Omdat discriminatie vaak moeilijk te bewijzen is, mogen de huisvestingsinspecteurs
discriminatietests organiseren: situatietests en ‘mystery client’-tests. Dat kan echter alleen als er al ernstige aanwijzingen zijn van directe of indirecte discriminatie.
Na hoorzitting
Als uit de discriminatietest blijkt dat er effectief gediscrimineerd wordt, stelt de inspecteur een pv op. De vermoedelijke dader wordt dan binnen de 60 dagen uitgenodigd voor een gesprek (‘hoorzitting’). Hij mag zich laten vergezellen door een persoon naar keuze. De termijn van 60 dagen kan met 30 dagen verlengd worden als de betrokkene in het ziekenhuis ligt, in het buitenland verblijft of een andere goede reden heeft om niet aanwezig te zijn.
Na de hoorzitting kan de inspectie beslissen om het dossier te seponeren of om het over te maken aan de procureur des Konings. Dat moet binnen de 15 dagen na de hoorzitting gebeuren.

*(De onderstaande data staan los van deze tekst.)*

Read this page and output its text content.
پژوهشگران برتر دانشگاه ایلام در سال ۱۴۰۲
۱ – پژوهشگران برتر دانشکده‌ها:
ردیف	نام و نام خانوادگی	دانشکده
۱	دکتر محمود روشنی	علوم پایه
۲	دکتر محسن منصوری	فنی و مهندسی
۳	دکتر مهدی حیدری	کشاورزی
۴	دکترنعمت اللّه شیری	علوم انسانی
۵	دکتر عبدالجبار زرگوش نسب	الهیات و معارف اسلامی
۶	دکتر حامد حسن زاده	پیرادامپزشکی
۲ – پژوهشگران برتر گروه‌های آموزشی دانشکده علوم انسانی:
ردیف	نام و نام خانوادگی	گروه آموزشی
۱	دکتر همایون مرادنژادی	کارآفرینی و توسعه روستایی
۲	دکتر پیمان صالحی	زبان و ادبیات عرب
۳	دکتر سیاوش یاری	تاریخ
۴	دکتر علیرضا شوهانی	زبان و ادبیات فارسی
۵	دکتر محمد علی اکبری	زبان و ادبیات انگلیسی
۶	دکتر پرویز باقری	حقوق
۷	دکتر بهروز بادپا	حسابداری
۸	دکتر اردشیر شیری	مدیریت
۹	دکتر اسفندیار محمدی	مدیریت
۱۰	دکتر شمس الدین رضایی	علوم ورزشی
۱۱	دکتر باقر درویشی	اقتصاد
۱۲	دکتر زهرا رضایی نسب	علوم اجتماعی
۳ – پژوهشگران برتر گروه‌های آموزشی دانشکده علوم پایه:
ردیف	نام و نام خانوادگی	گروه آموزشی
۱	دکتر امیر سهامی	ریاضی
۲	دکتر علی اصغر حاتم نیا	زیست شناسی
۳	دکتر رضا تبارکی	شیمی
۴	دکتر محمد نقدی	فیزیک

De procureur beslist dan binnen de 45 dagen wat hij met het dossier wil doen: een aanvullend onderzoek instellen, een strafrechtelijke procedure opstarten of – wat het meest waarschijnlijk is – seponeren. In dat geval keert het dossier terug naar Brussel Huisvesting, dat een alternatieve administratieve boete kan opleggen. Ook wanneer de procureur geen beslissing neemt binnen de termijn van 45 dagen, keert het dossier terug naar Brussel Huisvesting, dat dan administratief kan vervolgen.
Boete van 1.000 tot 49.600 euro
Wettelijk gezien kan de administratieve boete variëren tussen de 125 en de 6.200 euro. Maar op die bedragen worden de wettelijke opdeciemen toegepast. Ze moeten dus met 8 vermenigvuldigd worden.

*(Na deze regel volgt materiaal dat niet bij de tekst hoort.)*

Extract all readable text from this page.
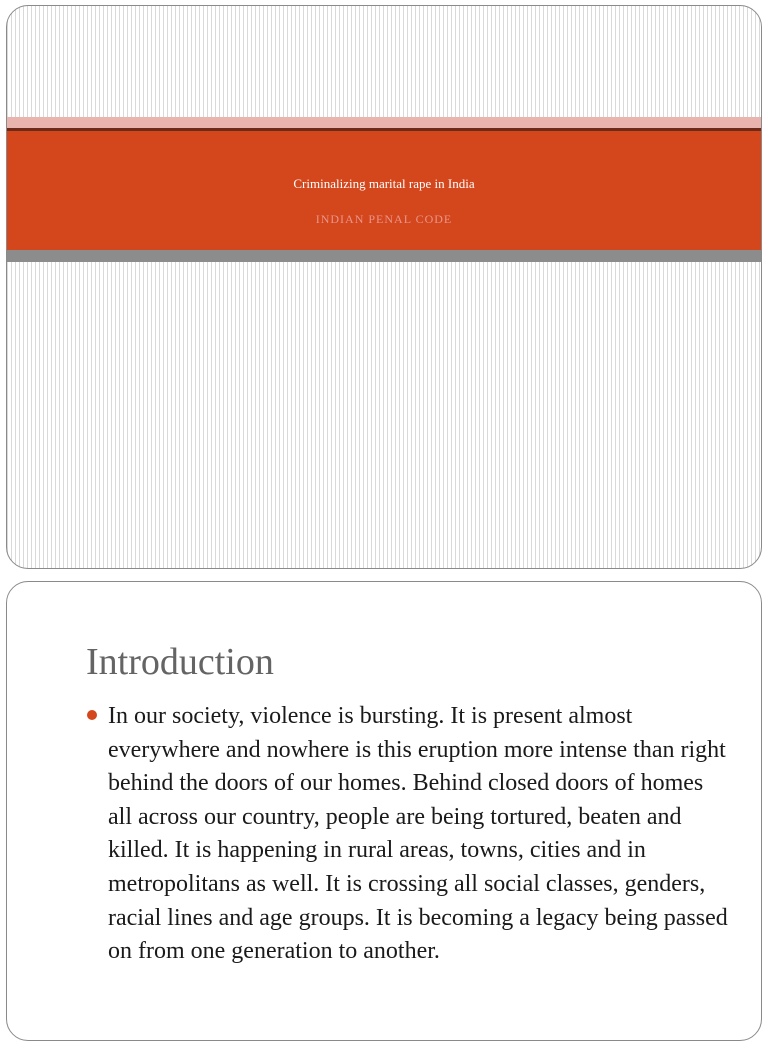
Criminalizing marital rape in India
INDIAN PENAL CODE
Introduction

In our society, violence is bursting. It is present almost everywhere and nowhere is this eruption more intense than right behind the doors of our homes. Behind closed doors of homes all across our country, people are being tortured, beaten and killed. It is happening in rural areas, towns, cities and in metropolitans as well. It is crossing all social classes, genders, racial lines and age groups. It is becoming a legacy being passed on from one generation to another.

Bij een herhaling van de feiten binnen de 5 jaar kan de boete verdubbeld worden, tot maximum 99.200 euro (6.200 x 8 x 2).
Bij verzachtende omstandigheden wordt het boetebedrag gehalveerd, maar het kan nooit lager zijn dan 500 euro ([125 x 8] : 2).
De boete wordt ook gehalveerd als de overtreder een opleiding volgt over de strijd tegen discriminatie bij de toegang tot de huisvesting. Als de overtreder een rechtspersoon is die vastgoedactiviteiten uitoefent – dus een immobiliënkantoor – moeten alle personeelsleden die met de klanten in contact komen, de opleiding volgen. De inspectie kan echter bepaalde personen vrijstellen.
De boetes gaan niet naar het slachtoffer van de discriminatie, maar naar het Gewestelijk Begrotingsfonds voor Solidariteit. Het slachtoffer heeft wel recht op een
schadevergoeding, maar dat wordt in de Brusselse Huisvestingscode zelf geregeld, en niet in dit uitvoeringsbesluit.
In beroep
De eigenaar of vastgoedmakelaar kan de administratieve boete betwisten. Hij moet dan binnen de 15 dagen beroep aantekenen bij de minister van Huisvesting of bij de ambtenaar die zij daartoe heeft aangewezen.
De minister of ambtenaar trancheert binnen de 30 dagen, of binnen de 60 dagen als hij of zij beslist om eerst een nieuwe hoorzitting te organiseren. Neemt hij of zij niet tijdig een beslissing, dan vervalt de boete.
Inspecteur gaat vrijuit
Nog even dit: inspecteurs die discriminatietests uitvoeren, mogen dat doen met een valse identiteit. Het uitvoeringsbesluit zegt dan ook uitdrukkelijk dat ambtenaren die in het kader van de discriminatietests strafbare feiten plegen ‘die absoluut noodzakelijk zijn voor de uitoefening en het einddoel van hun opdrachten’, niet strafrechtelijk vervolgd kunnen worden.
Vanaf 1 september
De
ordonnantie van 21 december 2018, die het mogelijk maakt om discriminatietests uit te voeren, en het huidige uitvoeringsbesluit treden in werking op 1 september 2019.